Margrit Polak, daughter of Dutch Holocaust Survivor Jaap and Ina Soep-Polak, will present the story of her parents, who fell in love in Westerbork, kept their love alive through writing notes in Bergen-Belsen, and eventually married and moved to the USA.
This story will be told in English on Saturday May 4 at 3.00 and 4.00 PM.
When Margrit was 18, she and her father discovered 130 letters written between him and her mother, chronicling their courtship in Westerbork and Bergen Belsen. She translated and annotated the letters which have subsequently been published as a book, filmed as a documentary and presented as an opera, all entitled Steal a Pencil for Me.
Ina Polak was the daughter of Abraham Soep, owner of the second largest diamond factory in Amsterdam. A member of the board of the Jewish Council, Soep was able to keep his daughter relatively safe in Westerbork, where she worked in the laundry rather than dismantling batteries, which was her original job. There she met Jaap Polak, who was unhappily married at the time. They had met years before at a birthday party, and Jaap remembered falling in love with her at first sight. When they met in Westerbork, Ina also fell in love. Ina and Jack exchanged notes in Westerbork, but in Bergen-Belsen, where Jack worked in the kitchen and stole food for her, the notes became their primary mode of communication.
Ina had an important job in the Diamond Camp of the Sternlager in Bergen-Belsen because she spoke German, and was assigned to record the meetings between the nazis and the Diamond Group as they planned the Diamond Camp in the Sternlager. In her Shoah Foundation Testimony, Ina remembers how the Diamond Group included the manufacturers, the workers from the biggest tycoons to the lowliest cutters – all in one barrack in Bergen-Belsen. The idea was to set up a diamond industry in Bergen-Belsen. Ina remembers the lady diamond cutters saying a chant every night, before they went to sleep: “Notwithstanding the whole day, or the disquieting information, Still we are a day closer to our liberation.”

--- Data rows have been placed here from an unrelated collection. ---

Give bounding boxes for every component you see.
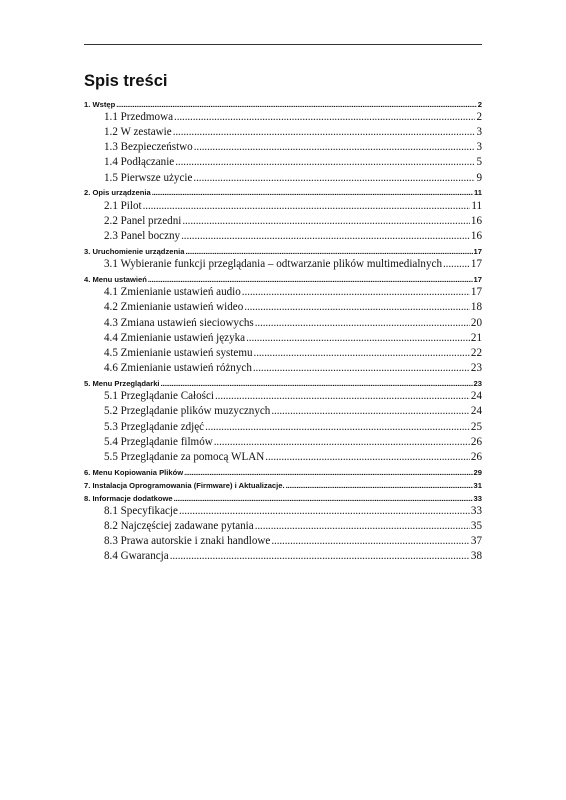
toc-entry[interactable] bbox=[84, 534, 482, 549]
toc-entry-label: 1.3 Bezpieczeństwo bbox=[104, 141, 193, 154]
toc-entry[interactable] bbox=[84, 171, 482, 186]
toc-entry[interactable] bbox=[84, 404, 482, 419]
toc-entry-label: 1.1 Przedmowa bbox=[104, 110, 174, 123]
dot-leader bbox=[271, 534, 470, 549]
dot-leader bbox=[175, 155, 475, 170]
toc-entry-page: 24 bbox=[470, 405, 482, 418]
dot-leader bbox=[214, 435, 470, 450]
toc-entry[interactable] bbox=[84, 155, 482, 170]
toc-entry-page: 9 bbox=[476, 171, 482, 184]
toc-entry-page: 20 bbox=[470, 316, 482, 329]
dot-leader bbox=[205, 420, 470, 435]
toc-entry-page: 33 bbox=[473, 493, 482, 503]
toc-entry-label: 2.3 Panel boczny bbox=[104, 230, 181, 243]
toc-entry-page: 11 bbox=[471, 199, 482, 212]
toc-entry-page: 16 bbox=[470, 214, 482, 227]
toc-entry-page: 21 bbox=[470, 331, 482, 344]
dot-leader bbox=[255, 316, 470, 331]
toc-entry-label: 2.1 Pilot bbox=[104, 199, 142, 212]
dot-leader bbox=[174, 110, 475, 125]
toc-entry-page: 22 bbox=[470, 347, 482, 359]
toc-entry[interactable] bbox=[84, 493, 482, 504]
toc-entry-page: 11 bbox=[473, 188, 482, 198]
dot-leader bbox=[143, 199, 471, 214]
toc-entry-page: 18 bbox=[470, 301, 482, 314]
toc-entry-label: 1. Wstęp bbox=[84, 99, 116, 109]
toc-entry-page: 17 bbox=[470, 258, 482, 271]
toc-entry-label: 7. Instalacja Oprogramowania (Firmware) i Aktualizacje. bbox=[84, 480, 285, 490]
toc-entry-label: 3.1 Wybieranie funkcji przeglądania – odtwarzanie plików multimedialnych bbox=[104, 258, 442, 271]
toc-entry[interactable] bbox=[84, 389, 482, 404]
toc-entry-page: 26 bbox=[470, 435, 482, 448]
toc-entry[interactable] bbox=[84, 420, 482, 435]
toc-entry-label: 4.1 Zmienianie ustawień audio bbox=[104, 286, 241, 299]
header-rule bbox=[84, 44, 482, 45]
toc-entry-label: 8.2 Najczęściej zadawane pytania bbox=[104, 520, 254, 533]
dot-leader bbox=[246, 331, 470, 346]
dot-leader bbox=[193, 171, 475, 186]
toc-entry-page: 2 bbox=[477, 99, 482, 109]
toc-entry-label: 1.5 Pierwsze użycie bbox=[104, 171, 193, 184]
toc-entry-page: 25 bbox=[470, 420, 482, 433]
dot-leader bbox=[161, 378, 473, 389]
dot-leader bbox=[173, 125, 476, 140]
toc-entry[interactable] bbox=[84, 99, 482, 110]
toc-entry-page: 31 bbox=[473, 480, 482, 490]
toc-entry-label: 4.4 Zmienianie ustawień języka bbox=[104, 331, 246, 344]
toc-entry-page: 16 bbox=[470, 230, 482, 243]
toc-entry-label: 6. Menu Kopiowania Plików bbox=[84, 467, 184, 477]
toc-entry-label: 1.4 Podłączanie bbox=[104, 156, 175, 169]
dot-leader bbox=[244, 300, 470, 315]
toc-entry-page: 29 bbox=[473, 467, 482, 477]
toc-entry-label: 3. Uruchomienie urządzenia bbox=[84, 246, 185, 256]
toc-entry-page: 24 bbox=[470, 390, 482, 403]
dot-leader bbox=[181, 229, 470, 244]
toc-entry-label: 1.2 W zestawie bbox=[104, 126, 172, 139]
toc-entry-label: 2.2 Panel przedni bbox=[104, 214, 182, 227]
dot-leader bbox=[179, 504, 470, 519]
toc-entry[interactable] bbox=[84, 257, 482, 272]
toc-entry[interactable] bbox=[84, 214, 482, 229]
dot-leader bbox=[215, 389, 470, 404]
toc-entry[interactable] bbox=[84, 467, 482, 478]
toc-entry[interactable] bbox=[84, 199, 482, 214]
toc-entry-page: 38 bbox=[470, 550, 482, 563]
toc-entry-page: 37 bbox=[470, 535, 482, 548]
toc-entry-label: 5.3 Przeglądanie zdjęć bbox=[104, 420, 205, 433]
dot-leader bbox=[185, 246, 472, 257]
dot-leader bbox=[271, 404, 470, 419]
toc-entry-page: 17 bbox=[470, 286, 482, 299]
toc-entry[interactable] bbox=[84, 480, 482, 491]
dot-leader bbox=[170, 549, 470, 564]
toc-entry-label: 8.3 Prawa autorskie i znaki handlowe bbox=[104, 535, 271, 548]
toc-entry-page: 33 bbox=[470, 504, 482, 517]
dot-leader bbox=[254, 346, 470, 361]
toc-entry-page: 23 bbox=[473, 378, 482, 388]
toc-entry-label: 8.1 Specyfikacje bbox=[104, 504, 178, 517]
toc-entry[interactable] bbox=[84, 519, 482, 534]
toc-entry-label: 4.2 Zmienianie ustawień wideo bbox=[104, 301, 244, 314]
toc-entry[interactable] bbox=[84, 435, 482, 450]
toc-entry[interactable] bbox=[84, 300, 482, 315]
toc-entry[interactable] bbox=[84, 285, 482, 300]
toc-entry-label: 2. Opis urządzenia bbox=[84, 188, 151, 198]
toc-entry-page: 35 bbox=[470, 520, 482, 533]
toc-entry[interactable] bbox=[84, 378, 482, 389]
dot-leader bbox=[443, 257, 470, 272]
toc-entry-page: 5 bbox=[476, 156, 482, 169]
toc-entry[interactable] bbox=[84, 274, 482, 285]
toc-entry[interactable] bbox=[84, 187, 482, 198]
dot-leader bbox=[242, 285, 470, 300]
toc-entry[interactable] bbox=[84, 316, 482, 331]
toc-entry-page: 17 bbox=[473, 246, 482, 256]
toc-entry[interactable] bbox=[84, 110, 482, 125]
dot-leader bbox=[184, 467, 472, 478]
toc-entry-page: 3 bbox=[476, 141, 482, 154]
toc-entry-label: 4. Menu ustawień bbox=[84, 274, 147, 284]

Ina speaks about “the kind of spirit that people still kept.” For her husband, this spirit was first and foremost his love for Ina, who would become his wife after the war. Jaap helped found the Anne Frank Center in New York, USA, where he was chairman emeritus. He was knighted by Queen Beatrix of the Netherlands in 1992 to honor him for his work telling the story of the Holocaust.
Margrit resides in Los Angeles with her husband, musician Harvey Shield. Margrit serves on the board of director for The Freedom Writer’s Foundation, and does work in Los Angeles to promote the legacy of Anne Frank.